Pakistan faces financial crisis, on verge of getting bankrupt: Reports 

Pakistan has been facing a huge financial crisis which triggered fears of getting bankrupt across the nation. More than 8,500 containers are still stuck up at the seaports of the country, which alarmed the situation. 

Pakistan faces financial crisis, on verge of getting bankrupt: Reports 
Pakistan faces financial crisis, on verge of getting bankrupt: Reports 

Pakistan: Pakistan has been facing a huge financial crisis which triggered fears of getting bankrupt across the nation. More than 8,500 containers are still stuck up at the seaports of the country, which alarmed the situation. 

With the financial crisis and the spike in the prices of food, Pakistan’s coffers are also running dry. There is a huge shortage of dollars which makes unable for importers to clear more than 8,531 containers, and the shipping companies are taking back their hands into Pakistan’s operations over the country’s failure to make timely payments.

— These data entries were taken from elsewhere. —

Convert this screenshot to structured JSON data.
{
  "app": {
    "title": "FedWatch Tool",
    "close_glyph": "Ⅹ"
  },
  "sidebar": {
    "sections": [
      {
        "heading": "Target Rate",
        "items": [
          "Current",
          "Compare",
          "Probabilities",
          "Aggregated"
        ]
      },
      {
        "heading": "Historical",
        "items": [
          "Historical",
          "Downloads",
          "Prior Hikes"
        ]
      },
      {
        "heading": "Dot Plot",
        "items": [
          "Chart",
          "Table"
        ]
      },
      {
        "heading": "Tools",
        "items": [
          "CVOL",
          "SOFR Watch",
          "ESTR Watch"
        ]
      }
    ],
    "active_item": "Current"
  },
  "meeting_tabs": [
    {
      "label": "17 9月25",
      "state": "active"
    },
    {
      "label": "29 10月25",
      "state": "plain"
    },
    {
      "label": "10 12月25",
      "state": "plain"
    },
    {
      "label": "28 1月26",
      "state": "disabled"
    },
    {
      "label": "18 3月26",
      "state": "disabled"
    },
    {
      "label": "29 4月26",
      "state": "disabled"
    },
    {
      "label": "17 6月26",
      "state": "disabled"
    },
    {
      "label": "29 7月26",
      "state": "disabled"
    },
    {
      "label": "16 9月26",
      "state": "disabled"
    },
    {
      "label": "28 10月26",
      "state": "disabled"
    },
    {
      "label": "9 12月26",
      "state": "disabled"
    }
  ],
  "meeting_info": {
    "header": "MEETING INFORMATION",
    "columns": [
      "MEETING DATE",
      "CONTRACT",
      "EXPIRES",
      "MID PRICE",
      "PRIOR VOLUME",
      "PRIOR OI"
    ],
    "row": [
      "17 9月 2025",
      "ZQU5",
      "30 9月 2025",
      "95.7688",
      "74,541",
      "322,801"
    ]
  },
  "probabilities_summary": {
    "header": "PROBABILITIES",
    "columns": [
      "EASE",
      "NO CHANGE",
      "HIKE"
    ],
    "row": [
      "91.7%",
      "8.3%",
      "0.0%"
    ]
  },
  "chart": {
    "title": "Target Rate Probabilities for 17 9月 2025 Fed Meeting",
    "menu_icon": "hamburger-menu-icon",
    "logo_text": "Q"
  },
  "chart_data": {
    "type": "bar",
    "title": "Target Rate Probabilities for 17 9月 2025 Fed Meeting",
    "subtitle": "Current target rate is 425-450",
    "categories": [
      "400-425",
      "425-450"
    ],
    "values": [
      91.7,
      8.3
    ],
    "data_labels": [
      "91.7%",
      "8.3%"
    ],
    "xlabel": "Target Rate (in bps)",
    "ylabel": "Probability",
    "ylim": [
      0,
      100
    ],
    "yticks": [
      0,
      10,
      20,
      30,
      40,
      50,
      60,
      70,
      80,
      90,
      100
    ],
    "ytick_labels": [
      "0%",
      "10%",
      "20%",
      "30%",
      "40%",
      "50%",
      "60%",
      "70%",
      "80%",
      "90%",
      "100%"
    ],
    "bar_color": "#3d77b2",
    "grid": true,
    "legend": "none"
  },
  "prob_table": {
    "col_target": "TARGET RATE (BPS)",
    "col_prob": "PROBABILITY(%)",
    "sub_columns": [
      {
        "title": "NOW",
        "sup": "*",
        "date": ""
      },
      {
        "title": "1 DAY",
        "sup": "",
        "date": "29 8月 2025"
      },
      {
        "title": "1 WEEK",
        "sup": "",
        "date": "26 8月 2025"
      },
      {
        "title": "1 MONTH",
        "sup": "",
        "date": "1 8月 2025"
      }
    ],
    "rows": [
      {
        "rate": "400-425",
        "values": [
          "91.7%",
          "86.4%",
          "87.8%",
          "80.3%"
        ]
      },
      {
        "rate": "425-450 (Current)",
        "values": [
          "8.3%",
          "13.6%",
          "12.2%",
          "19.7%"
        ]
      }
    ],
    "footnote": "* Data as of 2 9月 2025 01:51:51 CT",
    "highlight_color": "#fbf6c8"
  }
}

The central bank of Pakistan has a paltry USD 4.4 billion in reserves, which could import things for three weeks. However, the need to clear the containers and pending requests for opening more letters of credit stand in the range of USD 1.5 billion to USD 2 billion. 

The government has stopped more than USD 2 billion in payments of dividends which will hurt future investment prospects. The inflation rate of the country stood at 25 percent and the breakdown of the supply chain may cause hyperinflation in a country that might be in for more imported inflation due to steep currency devaluation.

The country was also expected the loan from the International Monetary Fund (IMF) and after the revival, Pakistan’s reserves slightly bounced back to USD 8.8 billion before again depleting to USD 7.8 billion when Miftah Ismail left the command of the Finance Ministry. 

The economic strain can be seen in the imports. The central bank a few months ago started stopping the majority of the imports through administrative controls and arm-twisting tactics.

This week, the governor of SBP said that they have been solving between 5,000 and 6,000 cases per month. They have resolved 33,000 since May 2022. But many businesses that are essential for the continuation of daily economic and social life have been declared non-essential to lessen the import bill.